Zostajemy w moim ulubionym miejscu na Ziemi. Charakterystyczne znaki malowane na asfalcie- nie mogłem sobie odmówić..


https://canon-board.info/imgimported/2012/12/r66pocic485g2-2.jpg
źródło (http://podrozemotocyklowe.files.wordpress.com/2011/01/r66-pocic485g2.jpg)
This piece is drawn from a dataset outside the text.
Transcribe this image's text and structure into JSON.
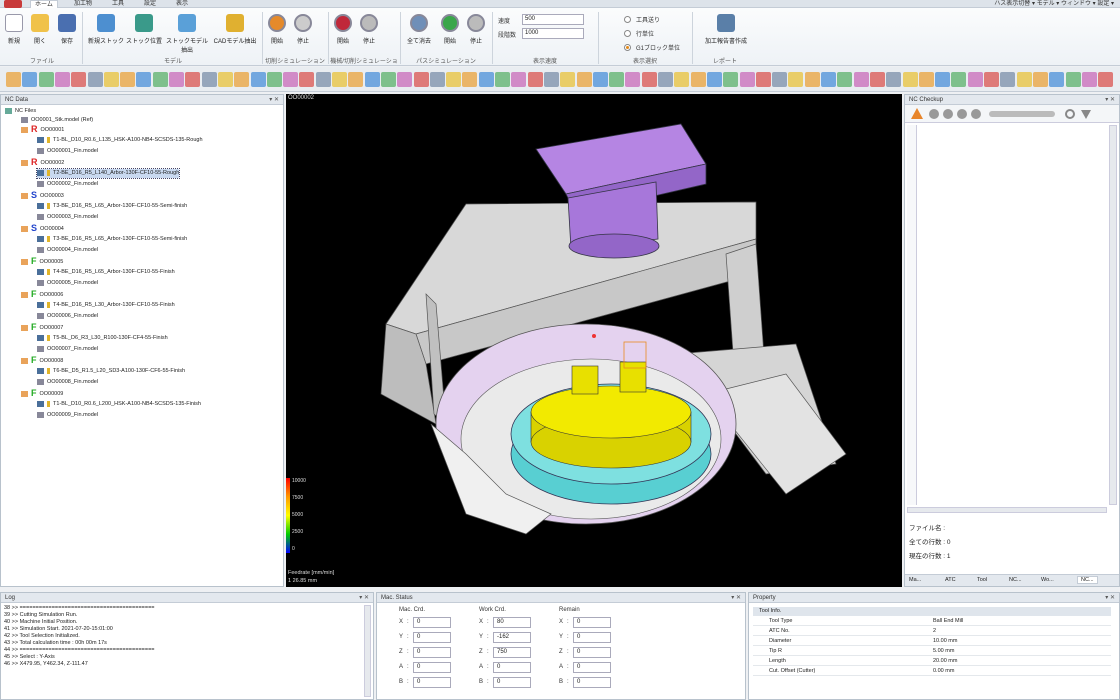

https://canon-board.info/imgimported/2012/12/662-2.jpg
źródło (http://podrozemotocyklowe.files.wordpress.com/2011/01/662.jpg)

fro
13-12-2012, 12:12
Na poprzedniej stronie dwie foty "motocykle w kurzu" i tu obie "route66" dla mnie bardzo fajne. Reszta zdjęć jest ok, ale IMO troszkę za bardzo przypominają fotki z folderów reklamowych - chyba za dużo nad nimi pracujesz w domu ;)

pionowy
14-12-2012, 01:12
Czy to są fotki, jak z folderów? Ostatni jestem od ubarwiania mojego świata i udoskonalania go programami graficznymi. Te fotki to kawałek mnie, moich przeżyć, moich obserwacji świata, mojego bycia tam i teraz. Powstają po jakimś procesie, a nie dzięki niemu. Ten proces odbywa się w mojej głowie, a że tam są podkręcone kolory? Nie dziwne, skoro ja cały jestem podkręcony kiedy ruszam w kolejną podróż i znajduję nowe miejsca. Czasem te miejsca znajdują mnie- jak wtedy, kiedy zjechaliśmy z asfaltu w szutrową drogę na zapomniany fragment Route 66. I jadąc ostatni zamiast złościć się na tumany kurzu, cieszyłem się jak dziecko, że jestem w środku tego zamieszania. Bo tam w środku świat jest kolorowy, magiczny i nierealny.
Nie jestem dokumentalistą, ani reporterem. Nie robię zdjęć chłodnym okiem, pozbawiony emocji, jak automat. Aby zrobić, pstryknąć kolejną Wieżę Eiffla i kolejne 1000 zdjęć z wakacji.
Jeśli są zdjęcia, to z miejsc, które mnie w jakiś sposób poruszyły, a ja staram się przekazać te emocje. Nie traktuję tego jak reklamę, prędzej jako część mojego życia, mojego myślenia o świecie, przyrodzie, o tym, co mnie otacza. Co mam szczęście przeżywać, na co zacząłem zwracać uwagę i co sprawia, że kocham to, co robię. Z każdym zdjęciem, jakie tu prezentuje związana jest jakaś chwila, która sprawia, że chce się tych chwil jeszcze więcej i więcej. Może dlatego tak dopieszczam i celebruję każde zdjęcie.. Dają mi siłę i motywację do dalszych działań..
W praktyce sprowadza się to do szukania tematów, a nie do szukania mistyki, pora więc na kilka zwykłych fotek, pokazujących codzienność a nie świat z folderów ;)
Tym razem codzienność w chińskiej dzielnicy San Francisco, gdzie życie toczy się na ulicy. Dosłownie- starsi panowie grają w warcaby, inni ćwiczą tai chi a ja śród tego tłumu fotografuję... ptaszka. Dziwne, ale nie widzę ludzi w około, nawet tak egzotycznych i różnych ode mnie. Podziwiam chińską architekturę wśród nowoczesnych wieżowców i widzę pomnik. Dziwny pomnik, bo piętrowy. "Piramida Zwierząt" w chińskiej dzielnicy. Pierzasto- betonowe dzieło, które wyrosło na moich oczach. Wyjątkowo harmonijne i spójne. To na pewno zasługa tai chi..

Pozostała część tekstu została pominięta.